Le BJP s’est également efforcé de rappeler à l’électorat son « histoire d’origine », à savoir sa philosophie et ses aspirations islamophobes. Modi laisse généralement les autres cadres du BJP s’engager dans une rhétorique ouvertement islamophobe, tandis que lui-même conserve l’aura d’un chef spirituel stoïque. Pourtant, cette fois-ci, il a ressenti le besoin d’endosser le rôle de l’islamophobie.

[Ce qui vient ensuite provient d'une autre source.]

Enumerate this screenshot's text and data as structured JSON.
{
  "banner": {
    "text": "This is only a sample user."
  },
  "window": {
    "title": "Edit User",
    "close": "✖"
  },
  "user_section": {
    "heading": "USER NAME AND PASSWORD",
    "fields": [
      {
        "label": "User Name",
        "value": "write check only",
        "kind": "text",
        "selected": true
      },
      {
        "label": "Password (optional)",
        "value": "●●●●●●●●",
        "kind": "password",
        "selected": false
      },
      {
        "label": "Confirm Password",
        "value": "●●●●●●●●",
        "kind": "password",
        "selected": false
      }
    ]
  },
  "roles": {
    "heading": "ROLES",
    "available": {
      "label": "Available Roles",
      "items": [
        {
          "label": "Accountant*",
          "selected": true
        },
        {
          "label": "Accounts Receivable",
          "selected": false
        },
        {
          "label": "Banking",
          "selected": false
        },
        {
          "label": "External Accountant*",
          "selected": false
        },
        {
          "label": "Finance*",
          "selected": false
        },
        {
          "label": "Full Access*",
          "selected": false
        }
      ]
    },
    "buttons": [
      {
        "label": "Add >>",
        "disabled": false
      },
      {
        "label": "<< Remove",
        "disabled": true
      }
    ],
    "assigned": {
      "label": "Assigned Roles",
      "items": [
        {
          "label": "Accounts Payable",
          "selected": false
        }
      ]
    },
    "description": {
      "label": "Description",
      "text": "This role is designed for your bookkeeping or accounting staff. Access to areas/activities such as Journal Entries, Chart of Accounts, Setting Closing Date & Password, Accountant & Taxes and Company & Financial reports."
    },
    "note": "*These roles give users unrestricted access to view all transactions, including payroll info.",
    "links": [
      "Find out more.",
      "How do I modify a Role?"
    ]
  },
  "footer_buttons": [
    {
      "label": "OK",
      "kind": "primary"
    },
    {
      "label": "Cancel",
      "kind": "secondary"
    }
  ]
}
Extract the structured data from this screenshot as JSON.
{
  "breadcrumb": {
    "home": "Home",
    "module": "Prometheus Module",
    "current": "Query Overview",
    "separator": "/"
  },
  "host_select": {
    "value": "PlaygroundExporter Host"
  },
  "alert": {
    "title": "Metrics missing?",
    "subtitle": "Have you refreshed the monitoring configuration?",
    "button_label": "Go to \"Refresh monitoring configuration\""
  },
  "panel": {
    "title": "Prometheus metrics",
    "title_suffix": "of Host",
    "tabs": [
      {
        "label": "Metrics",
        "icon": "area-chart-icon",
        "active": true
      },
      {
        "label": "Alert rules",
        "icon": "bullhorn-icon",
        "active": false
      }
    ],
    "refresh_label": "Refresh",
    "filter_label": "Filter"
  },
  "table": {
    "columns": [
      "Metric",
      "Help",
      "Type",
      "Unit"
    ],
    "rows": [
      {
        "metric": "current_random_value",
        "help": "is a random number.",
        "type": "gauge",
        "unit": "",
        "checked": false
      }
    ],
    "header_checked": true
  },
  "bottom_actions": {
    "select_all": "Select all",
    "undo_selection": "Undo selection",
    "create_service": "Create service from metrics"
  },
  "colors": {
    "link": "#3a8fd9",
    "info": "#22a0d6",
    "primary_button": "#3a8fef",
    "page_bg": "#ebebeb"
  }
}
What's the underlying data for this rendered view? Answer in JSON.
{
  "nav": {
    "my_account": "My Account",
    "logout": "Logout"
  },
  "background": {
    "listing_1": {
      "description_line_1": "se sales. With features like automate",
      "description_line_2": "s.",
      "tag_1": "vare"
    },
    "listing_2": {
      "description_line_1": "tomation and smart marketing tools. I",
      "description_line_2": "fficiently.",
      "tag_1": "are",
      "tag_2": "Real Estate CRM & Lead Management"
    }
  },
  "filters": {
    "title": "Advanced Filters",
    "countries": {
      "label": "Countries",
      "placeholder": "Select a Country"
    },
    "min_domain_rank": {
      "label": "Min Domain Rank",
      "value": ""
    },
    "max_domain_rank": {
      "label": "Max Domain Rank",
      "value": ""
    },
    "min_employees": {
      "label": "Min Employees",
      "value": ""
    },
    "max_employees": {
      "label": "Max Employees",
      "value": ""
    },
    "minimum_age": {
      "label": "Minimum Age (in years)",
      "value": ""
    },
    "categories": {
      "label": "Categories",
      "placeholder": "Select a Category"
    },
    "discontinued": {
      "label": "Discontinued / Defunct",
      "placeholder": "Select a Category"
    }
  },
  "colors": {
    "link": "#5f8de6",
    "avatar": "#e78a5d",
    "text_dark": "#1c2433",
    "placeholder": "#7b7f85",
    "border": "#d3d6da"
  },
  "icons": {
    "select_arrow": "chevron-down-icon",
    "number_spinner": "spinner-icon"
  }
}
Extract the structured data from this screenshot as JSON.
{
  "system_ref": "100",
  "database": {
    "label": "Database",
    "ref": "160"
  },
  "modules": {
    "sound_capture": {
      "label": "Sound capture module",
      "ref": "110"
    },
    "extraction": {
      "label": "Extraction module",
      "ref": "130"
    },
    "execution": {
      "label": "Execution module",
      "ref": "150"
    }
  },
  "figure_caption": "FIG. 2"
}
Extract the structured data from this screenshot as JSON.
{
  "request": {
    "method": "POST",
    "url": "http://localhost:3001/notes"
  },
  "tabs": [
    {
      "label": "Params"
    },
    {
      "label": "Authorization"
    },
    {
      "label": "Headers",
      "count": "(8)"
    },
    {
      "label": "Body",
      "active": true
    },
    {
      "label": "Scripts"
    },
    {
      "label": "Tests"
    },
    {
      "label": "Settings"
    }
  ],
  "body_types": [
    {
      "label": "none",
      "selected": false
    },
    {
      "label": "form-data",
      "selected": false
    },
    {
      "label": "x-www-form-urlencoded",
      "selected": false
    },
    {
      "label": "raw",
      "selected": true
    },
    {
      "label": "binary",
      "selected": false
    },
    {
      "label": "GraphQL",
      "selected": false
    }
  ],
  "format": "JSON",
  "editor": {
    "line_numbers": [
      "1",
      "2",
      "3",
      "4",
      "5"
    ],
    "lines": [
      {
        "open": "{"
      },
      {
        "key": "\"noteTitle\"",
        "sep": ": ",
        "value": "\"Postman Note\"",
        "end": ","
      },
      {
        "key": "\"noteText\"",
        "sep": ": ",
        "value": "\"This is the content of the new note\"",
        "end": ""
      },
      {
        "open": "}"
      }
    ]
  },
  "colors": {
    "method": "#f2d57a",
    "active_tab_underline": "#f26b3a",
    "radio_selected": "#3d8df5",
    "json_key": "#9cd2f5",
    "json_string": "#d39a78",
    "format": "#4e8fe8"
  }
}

Durant sa campagne électorale, il a régulièrement utilisé un langage communautaire et qualifié les musulmans d’« infiltrés ». [with] familles nombreuses”. Sans aucune preuve, Modi a affirmé que sous le régime du Congrès, les musulmans « ont le premier droit sur les ressources ». Il a prévenu que le parti d’opposition rassemblerait toutes les richesses des hindous et les redistribuerait entre les « infiltrés ». Modi a également averti les femmes hindoues que le parti d’opposition leur retirerait leur or et le « redistribuerait aux musulmans ». Lors d’un rassemblement public à Khargone, dans le Madhya Pradesh, Modi a également déclaré que le Congrès commettait un « vote Jihad » en unissant les musulmans contre lui.

Le 4 juin, Modi sera très probablement déclaré vainqueur. Mais une victoire ne rendra pas le parti au pouvoir ou son chef moins inquiets de leur emprise sur la politique indienne. Comme il l’a fait avant les élections, il est probable que le BJP et Modi poursuivront leurs efforts pour consolider davantage l’hégémonie et la domination nationaliste hindoue. Malheureusement, dans une démocratie déjà en déclin, cela signifierait des mesures plus répressives et éventuellement la suppression de toutes les voies restantes de protestation et d’opposition à l’hégémonie nationaliste hindoue.

Les opinions exprimées dans cet article appartiennent à l’auteur et ne reflètent pas nécessairement la position éditoriale d’Al Jazeera.